On March 16, the Imperial College London published a coronavirus study that had an enormous impact on officials in the United States and UK. Disseminated widely and rapidly by the media, its alarmed officials into ratcheting up both voluntary and involuntary restrictions on daily activities to slow the pandemic, while also shutting down much of the economy. Its conclusions about the future were especially dire. Government officials in the United States were already beginning to move in the direction of more aggressive disease containment. The day before its publication President Trump declared the coronavirus outbreak a national emergency. But the study’s findings provided the official scientific rationale for the change in course that had already been brewing, and in the process added momentum to it.
The study performed an important service in this regard. Even the public already knew by March 16 how important it was to “flatten the curve” to slow the rise in the number of cases, so as not to overwhelm the health care system, but no one knew what it would take to do so, and officials still spoke as if washing our hands and coughing into our shirtsleeves would do the trick. The study demonstrated how this was insufficient, and how more aggressive measures were needed. I agree with the study in this regard. The study’s emphasis on social distancing, which has led to the closing of non-essential businesses and restrictions on small gatherings, will help to lower the anticipated April peak in COVID-19 cases. My concern is with what follows the April peak, for by then economic issues will start to rival in importance the public health issues. The two trillion-dollar stimulus plan likely to be passed by Congress cannot be renewed every month going forward. There’s not enough money. In addition, the severe economic dislocation resulting from aggressive public health measures such as lockdowns and “shelter-in-place” orders might cause public health problems in their own right, stemming from mass unemployment that causes people to lose their houses and their ability to buy food. True, the study’s authors specifically state that economic policy is outside their bailiwick. Theirs is a purely epidemiological analysis, they say. Yet policymakers who use the study’s findings do not have the luxury of ignoring the economic dimension. For this reason, policymakers would be wise to make a closer inspection of the study, and especially its simulation parameters and unwarranted assumptions. These reveal not only an alternative approach to the pandemic, but also reasons for more optimism.

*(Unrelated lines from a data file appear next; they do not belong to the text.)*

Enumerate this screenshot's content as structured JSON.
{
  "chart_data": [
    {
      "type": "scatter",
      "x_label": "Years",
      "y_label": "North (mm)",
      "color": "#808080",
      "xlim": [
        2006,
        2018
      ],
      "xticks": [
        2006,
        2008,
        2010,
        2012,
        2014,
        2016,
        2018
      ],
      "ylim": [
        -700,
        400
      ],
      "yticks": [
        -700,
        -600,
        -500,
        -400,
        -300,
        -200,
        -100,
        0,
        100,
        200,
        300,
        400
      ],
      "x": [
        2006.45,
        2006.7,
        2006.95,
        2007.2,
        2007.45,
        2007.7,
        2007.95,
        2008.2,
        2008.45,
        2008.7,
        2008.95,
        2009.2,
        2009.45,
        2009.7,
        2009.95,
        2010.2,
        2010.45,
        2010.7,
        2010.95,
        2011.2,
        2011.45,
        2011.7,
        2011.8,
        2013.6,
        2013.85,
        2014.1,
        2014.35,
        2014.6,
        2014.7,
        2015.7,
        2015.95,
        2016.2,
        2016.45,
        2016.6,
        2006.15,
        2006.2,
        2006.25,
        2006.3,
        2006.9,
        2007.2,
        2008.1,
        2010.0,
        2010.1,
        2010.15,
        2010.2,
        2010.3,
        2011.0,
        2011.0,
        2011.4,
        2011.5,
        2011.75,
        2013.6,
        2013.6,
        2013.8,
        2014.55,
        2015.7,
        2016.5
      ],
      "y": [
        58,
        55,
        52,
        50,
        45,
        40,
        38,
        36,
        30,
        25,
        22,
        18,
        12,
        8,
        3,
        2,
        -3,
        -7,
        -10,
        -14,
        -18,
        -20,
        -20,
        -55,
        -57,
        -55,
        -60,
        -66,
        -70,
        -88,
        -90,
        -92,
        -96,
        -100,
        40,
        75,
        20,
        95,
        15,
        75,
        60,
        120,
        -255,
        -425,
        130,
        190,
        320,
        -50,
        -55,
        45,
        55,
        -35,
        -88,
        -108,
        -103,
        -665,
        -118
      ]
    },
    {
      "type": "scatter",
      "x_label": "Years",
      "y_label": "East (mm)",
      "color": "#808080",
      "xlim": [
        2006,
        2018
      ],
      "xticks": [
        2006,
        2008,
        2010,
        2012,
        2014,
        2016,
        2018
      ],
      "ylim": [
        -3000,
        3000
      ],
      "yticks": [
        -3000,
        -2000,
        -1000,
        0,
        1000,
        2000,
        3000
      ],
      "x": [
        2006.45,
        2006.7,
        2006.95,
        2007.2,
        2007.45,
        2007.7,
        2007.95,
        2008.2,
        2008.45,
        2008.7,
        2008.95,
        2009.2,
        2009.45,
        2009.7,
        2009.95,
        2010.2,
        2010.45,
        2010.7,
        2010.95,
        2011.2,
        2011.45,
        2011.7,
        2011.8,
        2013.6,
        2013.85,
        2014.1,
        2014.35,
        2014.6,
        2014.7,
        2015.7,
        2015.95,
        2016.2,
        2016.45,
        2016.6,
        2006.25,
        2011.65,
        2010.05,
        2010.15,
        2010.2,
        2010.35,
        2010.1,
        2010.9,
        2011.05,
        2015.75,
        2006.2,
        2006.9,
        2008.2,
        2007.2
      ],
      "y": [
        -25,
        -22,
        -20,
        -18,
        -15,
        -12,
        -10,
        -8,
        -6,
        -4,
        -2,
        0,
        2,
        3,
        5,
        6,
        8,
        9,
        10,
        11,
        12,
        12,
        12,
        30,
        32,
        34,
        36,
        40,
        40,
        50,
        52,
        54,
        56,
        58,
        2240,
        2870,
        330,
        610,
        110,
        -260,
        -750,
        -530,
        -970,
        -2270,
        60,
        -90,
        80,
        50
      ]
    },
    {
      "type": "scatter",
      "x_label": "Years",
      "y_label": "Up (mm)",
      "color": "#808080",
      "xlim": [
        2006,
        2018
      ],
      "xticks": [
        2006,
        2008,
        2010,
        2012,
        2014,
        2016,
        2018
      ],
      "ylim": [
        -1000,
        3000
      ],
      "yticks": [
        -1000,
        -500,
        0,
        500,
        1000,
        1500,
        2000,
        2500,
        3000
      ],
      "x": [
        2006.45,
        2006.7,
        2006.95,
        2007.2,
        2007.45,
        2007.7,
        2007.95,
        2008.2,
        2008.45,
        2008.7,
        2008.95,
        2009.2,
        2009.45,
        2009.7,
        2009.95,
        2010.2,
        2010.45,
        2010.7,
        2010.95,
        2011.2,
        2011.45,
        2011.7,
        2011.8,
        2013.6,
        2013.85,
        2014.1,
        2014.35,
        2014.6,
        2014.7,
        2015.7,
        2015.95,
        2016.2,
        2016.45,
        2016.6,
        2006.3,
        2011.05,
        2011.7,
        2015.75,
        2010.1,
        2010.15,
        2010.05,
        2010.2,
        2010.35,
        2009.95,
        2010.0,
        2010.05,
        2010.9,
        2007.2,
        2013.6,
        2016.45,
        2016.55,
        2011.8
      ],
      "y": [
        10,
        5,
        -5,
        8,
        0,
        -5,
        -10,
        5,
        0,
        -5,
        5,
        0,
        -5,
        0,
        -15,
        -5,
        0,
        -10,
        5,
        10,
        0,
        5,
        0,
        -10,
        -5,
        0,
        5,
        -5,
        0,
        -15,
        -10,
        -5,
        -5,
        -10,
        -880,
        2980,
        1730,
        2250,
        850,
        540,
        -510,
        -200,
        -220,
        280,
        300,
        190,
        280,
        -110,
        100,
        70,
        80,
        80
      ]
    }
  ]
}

The study distinguishes between disease mitigation, in which the rate of viral infection is slowed to prevent the health care system from being overloaded, and disease suppression, in which the pandemic is stopped dead in its tracks. With neither mitigation nor suppression, the study predicts 2.2 million deaths in the United States from COVID-19. With mitigation the number of deaths is only halved. Although the demand for critical care beds decreases with mitigation, it is still estimated to be eight times higher than the existing number of beds, leading to many deaths from lack of health care. In addition, many people during mitigation will still get the disease, and some of them will die, even with health care.